El ritmo de esta sombría película es estratégica y agobiantemente lento, pero no te permite desentenderte de ella. Te asusta mucho más el catálogo de horrores que te hace presagiar la cámara filmando puertas cerradas y haciendo elipsis que lo que te muestra. El infierno no está descrito con naturalismo, se esconde detrás de la apacible cotidianeidad. No abunda la alegría, la naturalidad o la inocencia (esto sólo se lo pueden permitir los niños más pequeños y otro con discapacidad mental), pero los oficios religiosos, la educación escolar, la fiesta de la recogida de la cosecha, la incuestionable autoridad paternal, la atmósfera de la calle y de los hogares está empeñada en mantener la respetabilidad, en demostrar que la rigidez es el principal baluarte del orden.

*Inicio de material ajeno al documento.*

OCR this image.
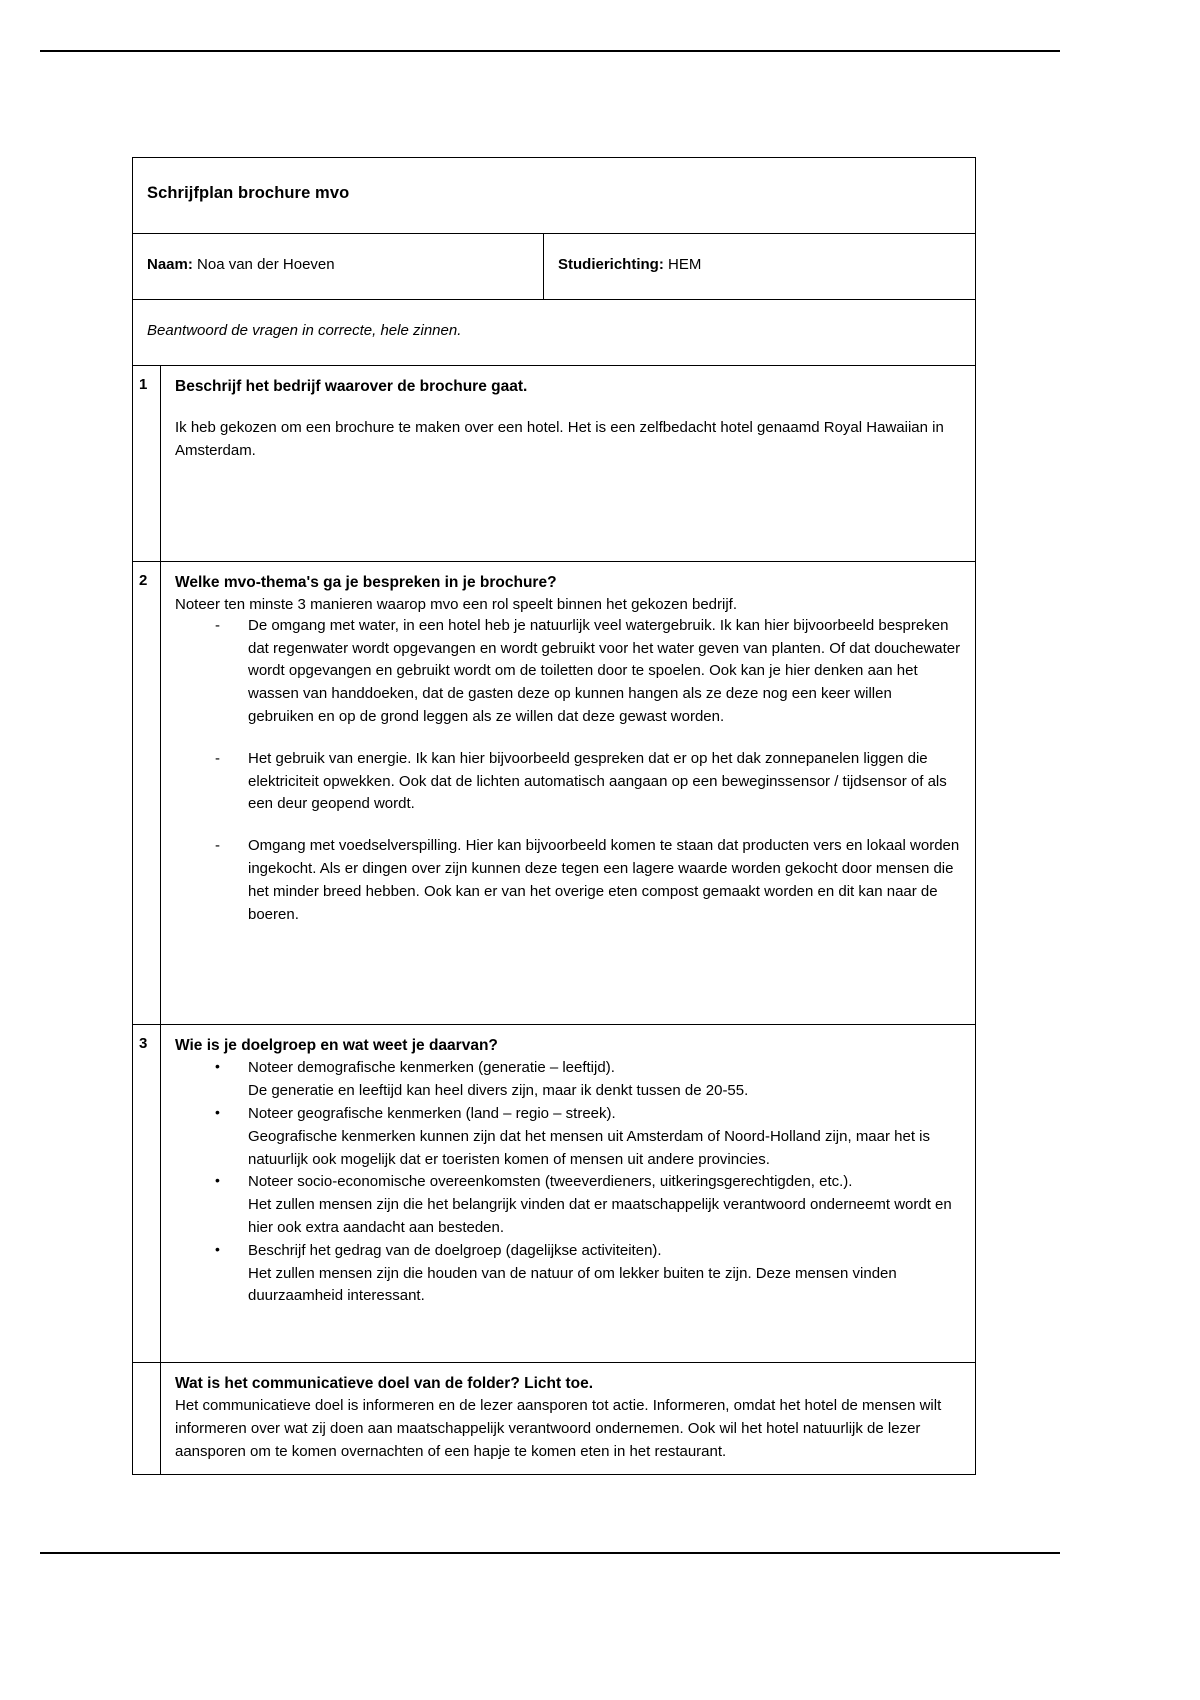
Schrijfplan brochure mvo		

Naam: Noa van der Hoeven		Studierichting: HEM

Beantwoord de vragen in correcte, hele zinnen.		

1	Beschrijf het bedrijf waarover de brochure gaat.
Ik heb gekozen om een brochure te maken over een hotel. Het is een zelfbedacht hotel genaamd Royal Hawaiian in Amsterdam.	

2	Welke mvo-thema's ga je bespreken in je brochure?
Noteer ten minste 3 manieren waarop mvo een rol speelt binnen het gekozen bedrijf.
- De omgang met water, in een hotel heb je natuurlijk veel watergebruik. Ik kan hier bijvoorbeeld bespreken dat regenwater wordt opgevangen en wordt gebruikt voor het water geven van planten. Of dat douchewater wordt opgevangen en gebruikt wordt om de toiletten door te spoelen. Ook kan je hier denken aan het wassen van handdoeken, dat de gasten deze op kunnen hangen als ze deze nog een keer willen gebruiken en op de grond leggen als ze willen dat deze gewast worden.
- Het gebruik van energie. Ik kan hier bijvoorbeeld gespreken dat er op het dak zonnepanelen liggen die elektriciteit opwekken. Ook dat de lichten automatisch aangaan op een beweginssensor / tijdsensor of als een deur geopend wordt.
- Omgang met voedselverspilling. Hier kan bijvoorbeeld komen te staan dat producten vers en lokaal worden ingekocht. Als er dingen over zijn kunnen deze tegen een lagere waarde worden gekocht door mensen die het minder breed hebben. Ook kan er van het overige eten compost gemaakt worden en dit kan naar de boeren.

3	Wie is je doelgroep en wat weet je daarvan?
• Noteer demografische kenmerken (generatie – leeftijd).
De generatie en leeftijd kan heel divers zijn, maar ik denkt tussen de 20-55.
• Noteer geografische kenmerken (land – regio – streek).
Geografische kenmerken kunnen zijn dat het mensen uit Amsterdam of Noord-Holland zijn, maar het is natuurlijk ook mogelijk dat er toeristen komen of mensen uit andere provincies.
• Noteer socio-economische overeenkomsten (tweeverdieners, uitkeringsgerechtigden, etc.).
Het zullen mensen zijn die het belangrijk vinden dat er maatschappelijk verantwoord onderneemt wordt en hier ook extra aandacht aan besteden.
• Beschrijf het gedrag van de doelgroep (dagelijkse activiteiten).
Het zullen mensen zijn die houden van de natuur of om lekker buiten te zijn. Deze mensen vinden duurzaamheid interessant.

	Wat is het communicatieve doel van de folder? Licht toe.
Het communicatieve doel is informeren en de lezer aansporen tot actie. Informeren, omdat het hotel de mensen wilt informeren over wat zij doen aan maatschappelijk verantwoord ondernemen. Ook wil het hotel natuurlijk de lezer aansporen om te komen overnachten of een hapje te komen eten in het restaurant.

Y como siempre en el cine de Haneke hay simbolismo y parábola. Compruebas con un escalofrío al terminar La cinta blanca que la alegoría no es gratuita. Sabes que esos niños familiarizados con los traumas, el abuso, la tortura y el espanto crecerán. Son caldo de cultivo para que un tal Hitler les convenza de que todo está permitido en nombre de la sagrada patria. Y actuarán en la futura barbarie sin sentido de culpa, en perfecta química con lo que mamaron.